Edited by: Neeraja Sankaran
G. Pantaleo, C. Graziosi, J.M. Demarest, L. Butini, M. Montroni, C.H. Fox, J.M. Orenstein, D.P. Kotler, A.S. Fauci, "HIV infection is active and progressive in lymphoid tissue during the clinically latent stage of disease," Nature, 362:355-8, 1993. (Cited in 293 publications through January 1995)
J. Embretson, M. Zupancic, J.L. Ribas, A. Burke, P. Racz, K. Tenner-Racz, A.T. Haase, "Massive covert infection of helper T lymphocytes and macrophages by HIV during incubation period of AIDS," Nature, 362:559-62, 1993. (Cited in 252 publications through January 1995)
Comments by Giuseppe Pantaleo,National Institute of Allergy andInfectious Diseases, Bethesda, Md.;Janet Embretson, Schwegman, Lundberg & Woessner, P.A., Minneapolis
These two publications, ranked among 1993's 10 most-cited papers (K.Y. Kreeger, The Scientist, April 4, 1994, page 15), have continued to amass a high number of citations.
Although they are the products of work from independent research groups in different laboratories in Bethesda, Md., and Minneapolis, the two papers complement each other, the authors agree. In both instances, the researchers reported on HIV activity during the early, asymptomatic phases of infection.

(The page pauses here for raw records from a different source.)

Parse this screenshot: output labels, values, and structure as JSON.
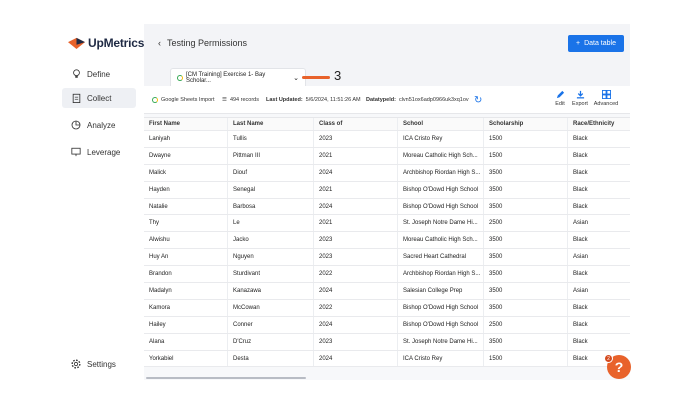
{
  "brand": {
    "name": "UpMetrics"
  },
  "sidebar": {
    "items": [
      {
        "label": "Define",
        "icon": "lightbulb-icon"
      },
      {
        "label": "Collect",
        "icon": "clipboard-icon"
      },
      {
        "label": "Analyze",
        "icon": "pie-chart-icon"
      },
      {
        "label": "Leverage",
        "icon": "presentation-icon"
      }
    ],
    "settings_label": "Settings"
  },
  "header": {
    "title": "Testing Permissions",
    "primary_button": "Data table"
  },
  "dataset_tab": {
    "label": "[CM Training] Exercise 1- Bay Scholar..."
  },
  "callout": {
    "number": "3",
    "color": "#e8622b"
  },
  "toolbar": {
    "source": "Google Sheets Import",
    "records": "494 records",
    "last_updated_label": "Last Updated:",
    "last_updated_value": "5/6/2024, 11:51:26 AM",
    "datatype_label": "Datatypeld:",
    "datatype_value": "clvn51ox6adp0966uk3xq1ov",
    "edit": "Edit",
    "export": "Export",
    "advanced": "Advanced"
  },
  "table": {
    "columns": [
      "First Name",
      "Last Name",
      "Class of",
      "School",
      "Scholarship",
      "Race/Ethnicity"
    ],
    "rows": [
      [
        "Laniyah",
        "Tullis",
        "2023",
        "ICA Cristo Rey",
        "1500",
        "Black"
      ],
      [
        "Dwayne",
        "Pittman III",
        "2021",
        "Moreau Catholic High Sch...",
        "1500",
        "Black"
      ],
      [
        "Malick",
        "Diouf",
        "2024",
        "Archbishop Riordan High S...",
        "3500",
        "Black"
      ],
      [
        "Hayden",
        "Senegal",
        "2021",
        "Bishop O'Dowd High School",
        "3500",
        "Black"
      ],
      [
        "Natalie",
        "Barbosa",
        "2024",
        "Bishop O'Dowd High School",
        "3500",
        "Black"
      ],
      [
        "Thy",
        "Le",
        "2021",
        "St. Joseph Notre Dame Hi...",
        "2500",
        "Asian"
      ],
      [
        "Alwishu",
        "Jacko",
        "2023",
        "Moreau Catholic High Sch...",
        "3500",
        "Black"
      ],
      [
        "Huy An",
        "Nguyen",
        "2023",
        "Sacred Heart Cathedral",
        "3500",
        "Asian"
      ],
      [
        "Brandon",
        "Sturdivant",
        "2022",
        "Archbishop Riordan High S...",
        "3500",
        "Black"
      ],
      [
        "Madalyn",
        "Kanazawa",
        "2024",
        "Salesian College Prep",
        "3500",
        "Asian"
      ],
      [
        "Kamora",
        "McCowan",
        "2022",
        "Bishop O'Dowd High School",
        "3500",
        "Black"
      ],
      [
        "Hailey",
        "Conner",
        "2024",
        "Bishop O'Dowd High School",
        "2500",
        "Black"
      ],
      [
        "Alana",
        "D'Cruz",
        "2023",
        "St. Joseph Notre Dame Hi...",
        "3500",
        "Black"
      ],
      [
        "Yorkabiel",
        "Desta",
        "2024",
        "ICA Cristo Rey",
        "1500",
        "Black"
      ]
    ]
  },
  "help": {
    "label": "?",
    "badge": "2"
  },
  "colors": {
    "primary": "#1a73e8",
    "accent": "#e8622b",
    "sheets_green": "#34a853"
  }
}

"Until [these papers were published] it was commonly accepted that the clinically asymptomatic phase of HIV infection was also microbiologically inactive," says Guiseppe Pantaleo, a visiting scientist at the National Institute of Allergy and Infectious Diseases (NIAID) of the National Institutes of Health in Bethesda.
"Our paper was among the first ones to demonstrate that even during the period when HIV infection is clinically silent, the disease is active and the viral load in lymphoid tissue is significantly higher compared to that in peripheral cells."
The high level of interest in these papers continues, Pantaleo offers, because the findings "completely changed our view of the disease. Our whole approach to dealing with it changed since we realized that we need to treat HIV infection as early as we can. However, at the present time there are no drugs available for long-term therapies for HIV infections."
Since the papers' publication, "other new papers have clearly confirmed that the disease is very active. I am pleased to see that the results have been corroborated worldwide," he comments.
"Until three or four years ago we did not even have techniques to accurately estimate viral load. Techniques like polymerase chain reaction--PCR--really changed things. We can now accurately measure viral load and thus monitor progression of the disease."
The results have several important implications for AIDS research, he claims. For instance, the high viral load of the lymphoid tissue "may help to explain the progressive depletion of CD4+ T cells and the loss of related function even when there is clinical latency."
The research "also suggests that the lymphoid tissue is the primary site for virus replication and for the initial replication of infection." Recent studies showing the appearance of the simian immunodeficiency virus (SIV) in the lymph nodes as early as five days after infection support this suggestion.
Janet Embretson was a postdoc in Ashley Haase's laboratory at the University of Minnesota when her team's paper was published.
Embretson, who also attended law school during her graduate years, continues to stay informed on this and other research as an associate attorney with the Minneapolis-based patent law firm of Schwegman, Lundberg, and Woessner. She notes that the development of powerful new methods enabled scientists to look at old problems in new, more effective ways. "PCR in situ is a very powerful technique, although I must admit that when I first went to Dr. Haase's lab, I was a skeptic about its value."
What turned the skeptic into a believer, she says, was the fact that the technique "allows you to look at individual cells and thus, yields answers to questions about infection that you couldn't get from any other methods. We discovered that 20 percent of all CD4+ cells in the lymph node were actually infected with HIV even during the early stages of infections."
Haase's group found that a large number of helper T cells as well as macrophages in the lymphoid system harbored viral DNA, thereby forming a large intracellular reservoir of HIV, contributing to the immune depletion in the late stages of disease. "[Pantaleo's] work on viral DNA was a population analysis, vs. ours, which was at the level of the individual cell," Embretson remarks. "Using a double labeling technique, we were able to pinpoint which cell types had viral DNA and which ones had viral RNA. We defined a spatial context to the course of events in the disease."
Since the paper was released, Embretson says, "people are building on these results," in their attempts to develop more effective treatments and vaccines against AIDS. (For a review, see J. Coffin, Science, 267:483-89, 1995.) "In order to fight the disease, you have to know everything possible about it," she maintains. Together, the authors agree, these two reports underscore the need for the earliest possible intervention in order to check the progression of AIDS.